Since the S&P 500,Dow Jones Industrial Average, NASDAQ are down more than 20% from their highs (one commonly accepted definition of a bear market), stocks are considered to be in a bear market.
I don’t subscribe to the ‘any 20% decline equals a bear market’ notion. Calling a bear market after a 20% decline usually isn’t much help because historically, and ironically, most bear markets end after a ~20% S&P 500 decline (see chart below).
The chart below compares the average bear market with the 2020 meltdown. I originally published this chart in March 2020 and argued that stocks are approaching a good buying opportunity.
The 2022 downturn is much different from the 2020 meltdown. Still, as promised in my last article, I wanted to explain why the odds of an upcoming buying opportunity are much higher than many expect.
2022 Mid-election year decline ‘on schedule’
Stocks’ 2022 performance seems shocking, but it’s not that unusual based on the election year cycle. 2022 is the mid-election year, the weakest of the 4-year presidential election cycle. Historically (going back to 1950), the S&P 500 declines on average about 20% into the mid-term election year low.
The following year (the pre-election year, 2023) is the strongest year of the election-year cycle as incumbent presidents prime the pump to increase the odds of reelection. Historically, the S&P 500 gains about 50% from the mid-election year low to the pre-election year high.
Cycles project a fair amount of political and economic turmoil starting in Q1 of 2022. Based on seasonality and cycles, 2022 will be a tough year to navigate, where high stock prices early in the year should be used to raise cash for a better buying opportunity later in the year.

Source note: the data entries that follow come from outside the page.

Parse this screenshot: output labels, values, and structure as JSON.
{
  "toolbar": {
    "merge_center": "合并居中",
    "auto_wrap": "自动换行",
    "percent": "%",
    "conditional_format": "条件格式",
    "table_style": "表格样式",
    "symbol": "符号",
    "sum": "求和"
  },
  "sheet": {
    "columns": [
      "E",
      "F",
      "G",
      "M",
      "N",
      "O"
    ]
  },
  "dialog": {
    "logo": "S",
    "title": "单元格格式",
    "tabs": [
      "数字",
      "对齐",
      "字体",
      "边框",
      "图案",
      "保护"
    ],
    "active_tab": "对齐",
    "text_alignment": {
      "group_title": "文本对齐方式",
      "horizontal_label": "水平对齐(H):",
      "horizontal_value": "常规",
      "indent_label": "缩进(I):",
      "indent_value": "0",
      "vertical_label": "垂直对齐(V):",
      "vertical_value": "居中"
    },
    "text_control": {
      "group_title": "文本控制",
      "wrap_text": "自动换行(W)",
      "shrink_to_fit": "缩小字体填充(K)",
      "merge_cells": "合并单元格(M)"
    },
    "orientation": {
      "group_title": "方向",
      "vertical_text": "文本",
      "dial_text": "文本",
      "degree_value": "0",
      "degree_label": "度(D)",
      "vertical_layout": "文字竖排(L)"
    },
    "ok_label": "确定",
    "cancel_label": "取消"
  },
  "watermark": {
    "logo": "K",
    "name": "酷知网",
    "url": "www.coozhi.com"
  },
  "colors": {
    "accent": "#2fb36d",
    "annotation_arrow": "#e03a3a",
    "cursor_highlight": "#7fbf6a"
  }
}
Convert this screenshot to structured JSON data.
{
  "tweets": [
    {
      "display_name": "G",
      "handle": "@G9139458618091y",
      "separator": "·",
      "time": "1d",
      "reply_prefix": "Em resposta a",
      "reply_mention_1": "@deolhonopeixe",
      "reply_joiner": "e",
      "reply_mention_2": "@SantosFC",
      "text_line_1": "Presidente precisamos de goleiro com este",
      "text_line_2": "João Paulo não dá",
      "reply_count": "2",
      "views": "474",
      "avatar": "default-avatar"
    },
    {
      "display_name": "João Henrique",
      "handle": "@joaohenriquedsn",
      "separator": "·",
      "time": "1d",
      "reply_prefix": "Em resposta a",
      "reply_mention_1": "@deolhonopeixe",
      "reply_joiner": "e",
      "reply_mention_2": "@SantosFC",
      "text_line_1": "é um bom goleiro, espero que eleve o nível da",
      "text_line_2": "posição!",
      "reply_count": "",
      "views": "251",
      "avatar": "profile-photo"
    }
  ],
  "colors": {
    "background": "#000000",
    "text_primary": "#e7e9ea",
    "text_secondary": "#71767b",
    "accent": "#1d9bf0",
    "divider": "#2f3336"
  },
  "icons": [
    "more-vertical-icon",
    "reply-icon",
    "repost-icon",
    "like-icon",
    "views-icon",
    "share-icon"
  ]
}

Some may say, ‘that’s easy to say in hindsight,’ but I wrote the above in my 2022 S&P 500 Forecast. The S&P 500 mid-election year seasonality chart accompanying the above commentary highlights the tendency of a Q4 low.
Target level
Discerning the potential timing of a buying opportunity is just one part of the equation. Identifying a price target is another. One potential zone for a low is the S&P 500 support zone, around 3,400. Corresponding support for the SPDR S&P 500 ETF (NYSE:SPY) is around 340, and Invesco QQQ Trust (NASDAQ:QQQ) is around 238.
In summary, if the S&P 500 drops to about 3,400, I’ll have my eyes peeled for a potential buying opportunity. If various sentiment and breadth readings display the kind of ’throw in the towel’ readings usually seen near meaningful lows, it will further enhance the buy signal.